I don’t think your lack of interest in sex is abnormal. I know of several people who appear to be the same. They all seem to lead fairly fulfilling lives. You may want to talk to your doctor about it just the same if you think you might be missing something.
Just because the advertising and pharmaceutical worlds keep trying to shove sex at you doesn’t mean you need to participate. You are a fine human being just as you are.
Like what?
But don’t most people start well before that, though? I started around age 3 or 4 before I even knew what a vagina was. (Plus I never use my vagina in masturbation.) I just always knew that it felt good to rub up against my clitoris (though I didn’t know what that word was either) and even when I got older, I couldn’t stop. Even being told that it was wrong or gross–it was like this unstoppable urge.
My girlfriend got in trouble a lot for masturbating in class a lot when she was little. She actually masturbated so much she damaged her clitoris and now has to stimulate it in some incredibly complicated and specific way to feel anything.
But then again, her mom bought her a book on the joys of sex when she caught my gf reading it off a book stand at the airport when she was, like, 6, so she didn’t have the stigma at home either.
You can masturbate so much you damage your clitoris? Are you sure there’s something your girlfriend is leaving out? I’ve never heard of that.
“Need answer soon” she was tactful enough to leave out…
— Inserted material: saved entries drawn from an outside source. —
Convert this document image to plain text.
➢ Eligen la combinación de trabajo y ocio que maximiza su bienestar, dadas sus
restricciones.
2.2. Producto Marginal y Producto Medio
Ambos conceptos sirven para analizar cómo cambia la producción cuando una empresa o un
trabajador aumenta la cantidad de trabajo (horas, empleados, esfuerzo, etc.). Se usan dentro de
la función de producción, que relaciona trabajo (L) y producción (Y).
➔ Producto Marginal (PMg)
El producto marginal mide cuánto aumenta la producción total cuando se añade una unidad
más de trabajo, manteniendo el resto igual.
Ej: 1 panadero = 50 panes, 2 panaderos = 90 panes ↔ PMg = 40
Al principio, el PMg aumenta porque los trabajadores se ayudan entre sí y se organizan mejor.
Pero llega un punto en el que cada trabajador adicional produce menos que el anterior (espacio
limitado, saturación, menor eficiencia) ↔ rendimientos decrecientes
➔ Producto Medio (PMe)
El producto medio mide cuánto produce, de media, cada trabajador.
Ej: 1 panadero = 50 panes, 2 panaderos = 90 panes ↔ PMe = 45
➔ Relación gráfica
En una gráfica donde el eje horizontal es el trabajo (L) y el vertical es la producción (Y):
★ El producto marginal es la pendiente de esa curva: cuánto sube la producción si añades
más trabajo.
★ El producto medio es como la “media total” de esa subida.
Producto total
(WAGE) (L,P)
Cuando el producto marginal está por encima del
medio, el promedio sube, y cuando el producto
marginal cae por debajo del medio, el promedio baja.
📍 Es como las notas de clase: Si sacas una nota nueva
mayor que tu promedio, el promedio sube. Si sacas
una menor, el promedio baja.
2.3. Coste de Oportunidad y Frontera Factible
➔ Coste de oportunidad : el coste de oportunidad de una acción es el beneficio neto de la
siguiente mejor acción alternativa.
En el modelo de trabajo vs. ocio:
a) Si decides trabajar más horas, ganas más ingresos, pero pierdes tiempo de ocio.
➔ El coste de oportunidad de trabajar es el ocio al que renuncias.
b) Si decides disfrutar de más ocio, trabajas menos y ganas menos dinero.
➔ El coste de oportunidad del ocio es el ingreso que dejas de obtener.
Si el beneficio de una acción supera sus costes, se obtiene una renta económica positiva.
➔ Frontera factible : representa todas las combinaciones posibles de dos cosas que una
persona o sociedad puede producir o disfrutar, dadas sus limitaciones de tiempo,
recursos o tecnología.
That’s her side of the story, I was honestly thinking the same thing when I first heard it. I assume that she may have slipped up and accidentally damaged it by doing something weird, but not in a way painful enough to notice.
It honestly sounds like one of those urban legends parents might trot out to scare kids away from masturbating.
It is an urban legend, unless the person is using some sort of caustic lubricating agent or electroshock.